Former OpenAI chief scientist Ilya Satskeva, one of the most prominent figures in the field of artificial intelligence, made this prediction on Friday: Inferential capabilities make the technology much more difficult to predict, he said.
Sutskever, who won the Test of Time award for his 2014 paper with Google’s Oriol Vinyals and Quoc Le, said big changes are on the way in AI.
He said the idea his team had explored a decade ago of scaling up data to “pre-train” AI systems to reach new heights was starting to reach its limits. said. With more data and computing power, ChatGPT, launched by OpenAI in 2022, was praised around the world.
“But as we know, pre-training will definitely end,” Satskever declared to thousands of attendees at the NeurIPS conference in Vancouver. “Computing is increasing, but data is not increasing, because there is only one Internet,” he said.

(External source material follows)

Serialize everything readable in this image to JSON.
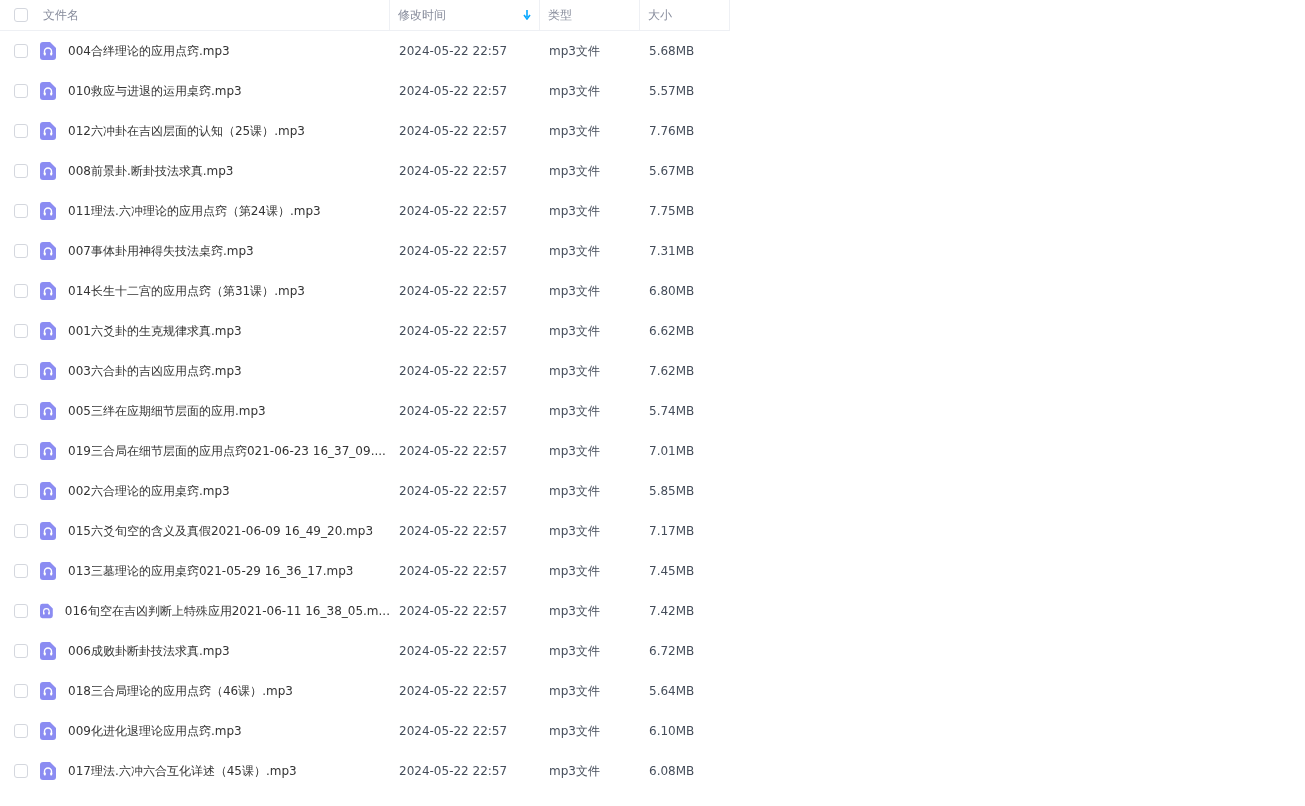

Despite this challenge, Satskever proposed several ways to explore the frontier. To improve accuracy, he said, the technology itself could generate new data or AI models could evaluate multiple answers before deciding on the best response for the user. Other scientists are looking to real-world data.
But his talk culminated with his prediction of a future of superintelligent machines, which he said was “obviously” in store, a point some disagree with. Sutskever co-founded Safe Superintelligence earlier this year in response to his role in Sam Altman’s brief banishment from OpenAI, but said he regretted doing so within days. said.
He said AI agents that have been studied for many years will have deeper understanding and self-awareness and will bear fruit in future eras. He said AI will reason through problems the same way humans do.
“The more reasons there are, the more unpredictable it becomes,” he says.
Reasoning through millions of choices can make the results less obvious. As an example, AlphaGo, a system built by Alphabet’s DeepMind, surprised highly complex board game experts with a puzzling 37th move en route to defeating Lee Sedol in a 2016 match.
Sutskever similarly said, “Chess AI, really good AI, is unpredictable to the best human chess players.”
AI as we know it will “fundamentally change,” he said.